Measuring simulation-to-real transfer. The framework provides a reproducible environment for studying how policy quality in simulation predicts real-world performance. The kitchen setting, with its grounded object types and plausible task structure, is closer to real deployment conditions than abstract tabletop benchmarks.
Evaluating generalist manipulation policies. The public leaderboard enables direct comparison across research groups using identical evaluation conditions: same tasks, same scenes, same trial counts, and standardized success metrics.
Studying data scaling laws. The integration of MimicGen means researchers can systematically vary dataset size (from tens to tens of thousands of demonstrations) and measure the resulting policy performance, contributing to an empirical understanding of how robot learning scales with data.

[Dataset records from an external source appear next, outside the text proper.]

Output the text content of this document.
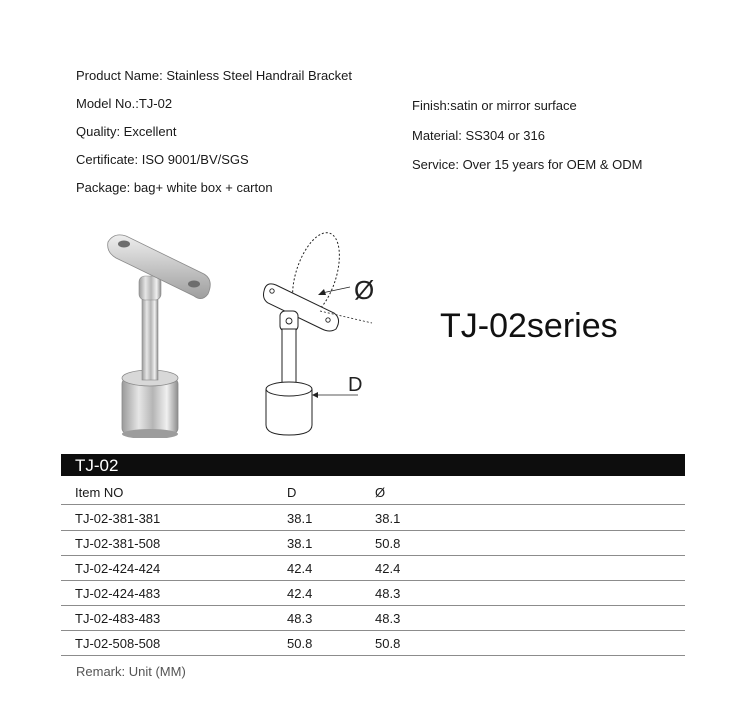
Product Name: Stainless Steel Handrail Bracket
Model No.:TJ-02
Quality: Excellent
Certificate: ISO 9001/BV/SGS
Package: bag+ white box + carton
Finish:satin or mirror surface
Material: SS304 or 316
Service: Over 15 years for OEM & ODM
Ø
D
TJ-02series
TJ-02
Item NO	D	Ø
TJ-02-381-381	38.1	38.1
TJ-02-381-508	38.1	50.8
TJ-02-424-424	42.4	42.4
TJ-02-424-483	42.4	48.3
TJ-02-483-483	48.3	48.3
TJ-02-508-508	50.8	50.8
Remark: Unit (MM)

Domain randomization and visual generalization. The 400 AI-generated textures, combined with the procedural variation across 120 or 2,500 scenes, provide a natural testbed for visual domain randomization approaches that try to close the sim-to-real gap.
The RSS 2024 paper is candid about several limitations of the original framework.
Composite task performance remains poor. Even with pretraining, success rates on composite tasks in the original paper topped out around 12%, suggesting that the jump from atomic skills to multi-step activities is not yet solved.
MimicGen-generated trajectories can exhibit artifacts. Because MimicGen adapts demonstrations programmatically rather than physically replanning from scratch, the resulting trajectories sometimes contain jerky motions, near-collisions, or brief interpenetrations that would not appear in human-collected data. Policies trained on these trajectories may inherit some of these motion artifacts.
LLM task generation still requires human implementation. GPT-4 can propose task descriptions, but a human researcher must translate each proposal into a Python environment definition within RoboCasa's task coding framework. This is a bottleneck for scaling the task library beyond what the authors have built.
The dataset lacks coverage of highly dexterous skills, deformable object manipulation, and bimanual tasks. All original RoboCasa tasks use a single-arm mobile manipulator. Tasks requiring two hands, soft materials, or fine-grained fingertip control are absent.
Simulation speed limits reinforcement learning. At 25 FPS, RoboCasa cannot support the millions of environment steps that model-free RL typically requires. The framework is effectively restricted to imitation learning and offline methods.
The environments are limited to kitchens. While kitchens are a natural testbed given their complexity, they do not cover the full range of household environments (bedrooms, bathrooms, living rooms) that a deployable home robot would need to navigate.